While Blockbuster still uses a Point of Sale computer system that is literally more than twenty years old (abbreviated, appropriately enough, to “P.O.S.”), it still allows the average BB clerk to do pretty much anything that could conceivably need to be done. The reason for his refusal to comply with your request is relatively simple: he is personally angry at your stupidity or dishonesty (keeping a videogame out for six days, then coming back and demanding a refund because it didn’t have an instruction manual) and feels it should not be positively reinforced.
No matter what your problem is, the average BB clerk can, technically, solve it – but the more complicated it is, the less he or she will actually want to. Hypothetically, refusing a customer any sort of service would be a no-no in the world of customer service, but given that an average BB computer looks like some sort of hacker workstation to the average citizen (blue screens, no mice, keys that make a satisfyingly loud noise when they are punched) , the Blockbuster employee is easily able to blame everything he can’t or won’t do on the computer system. Hopefully, the average consumer will not realize the full extend of what the POS system can do, and will have no choice but to accept the employee’s assertion that it is the computer, and not the employee, that is being unhelpful – which leads us straight into number 9.
9. “The computers lock down five minutes before closing time – we can’t do anything about it”
I heard this lie from the coolest manager I ever worked with – a guy with a vanity license plate reading “WOOKIEE” and a son with the middle name “Vader.” He hated customers even more than I did, and he used the above lie as a foolproof way of ending the night early. It is, of course, total bullshit, but it’s a damned good lie.

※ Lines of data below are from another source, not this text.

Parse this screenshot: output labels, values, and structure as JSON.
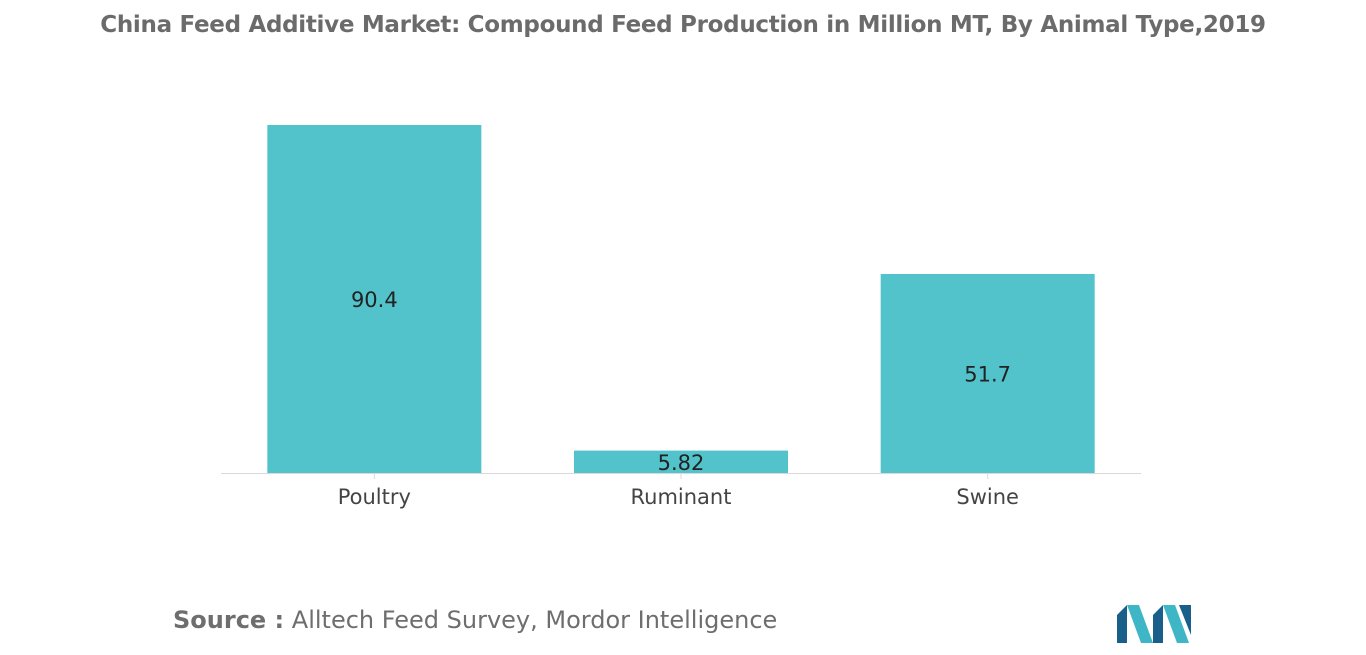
{
  "chart_data": {
    "type": "bar",
    "title": "China Feed Additive Market: Compound Feed Production in Million MT, By Animal Type,2019",
    "categories": [
      "Poultry",
      "Ruminant",
      "Swine"
    ],
    "values": [
      90.4,
      5.82,
      51.7
    ],
    "value_labels": [
      "90.4",
      "5.82",
      "51.7"
    ],
    "xlabel": "",
    "ylabel": "",
    "ylim": [
      0,
      90.4
    ],
    "grid": false,
    "legend": "none",
    "bar_color": "#52c3ca"
  },
  "source": {
    "label": "Source :",
    "text": "Alltech Feed Survey, Mordor Intelligence"
  },
  "logo": {
    "icon": "mordor-intelligence-logo",
    "colors": [
      "#1a5f8a",
      "#3fb6c6"
    ]
  }
}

Promising that the computers will automatically lock down sounds absurd enough to be true, and technical enough to dissuade the unwashed masses from questioning it further. Also, the customers are forced to action: if you don’t hurry the fuck up and find a movie that will fit whatever mood you’re in at 1:00 in the morning, the system will shut down and you won’t get anything. The customers leave faster, the store closes earlier (thus preventing possible last-minute robberies), and the staff get to go home sooner. This lie, all things considered, contributes to a win-win-win situation.
8. “Sorry, the restroom is broken”
Seriously, it’s not. The restroom is unhygienic, disused, and probably caked in several layers of bodily fluids, but it is still technically functional. The reason BB staff lock their restrooms and tell customers the plumbing is broken is because the restroom is the one place in the entire store where the staff cannot see you.
As a result of this fact, restrooms are the perfect place to steal shit: during my time at Blockbuster, thieves often grabbed DVDs or videogame hardware, stuffed them into their pants, and entered the bathroom. Inside, they literally had all the time they wanted to remove the numerous security strips and magnetic locks affixed to every piece of merchandise.
One female customer in particular took her baby into the restroom with her and removed the packaging for an Xbox 360 controller, a new DVD copy of Gridiron Gang, and a copy of InStyle before stuffing all three items into her purse. Everyone working the shift that night obviously knew what the woman had done, but we were powerless to stop her thanks to lie number seven:
7. “Theft is bad”
Like many other corporate chains (Target and Wal-mart come to mind), Blockbuster must appear to despise shoplifting in all its shapes and forms, whilst doing pretty much nothing to stop it.
If you stuff eighteen DVDs, a Grand Theft Auto strategy guide, and a box of Red Vines into a backpack and walk out, congratulations – you’ve just committed the perfect crime. Even if the metal detector by the door goes off on your way out, you’re fine. Even if the security camera catches your face, you’re fine. Even if DVDs are literally poking out of your dungarees at the feet and waist, and even if every step you make is punctuated by the loud, repeated clapping of plastic case against plastic case, and even if an employee personally comes up to you and asks to see all the items you are carrying, once you leave the store you’ll still spend the rest of your arrest-free night watching your stolen copy of Red Dawn.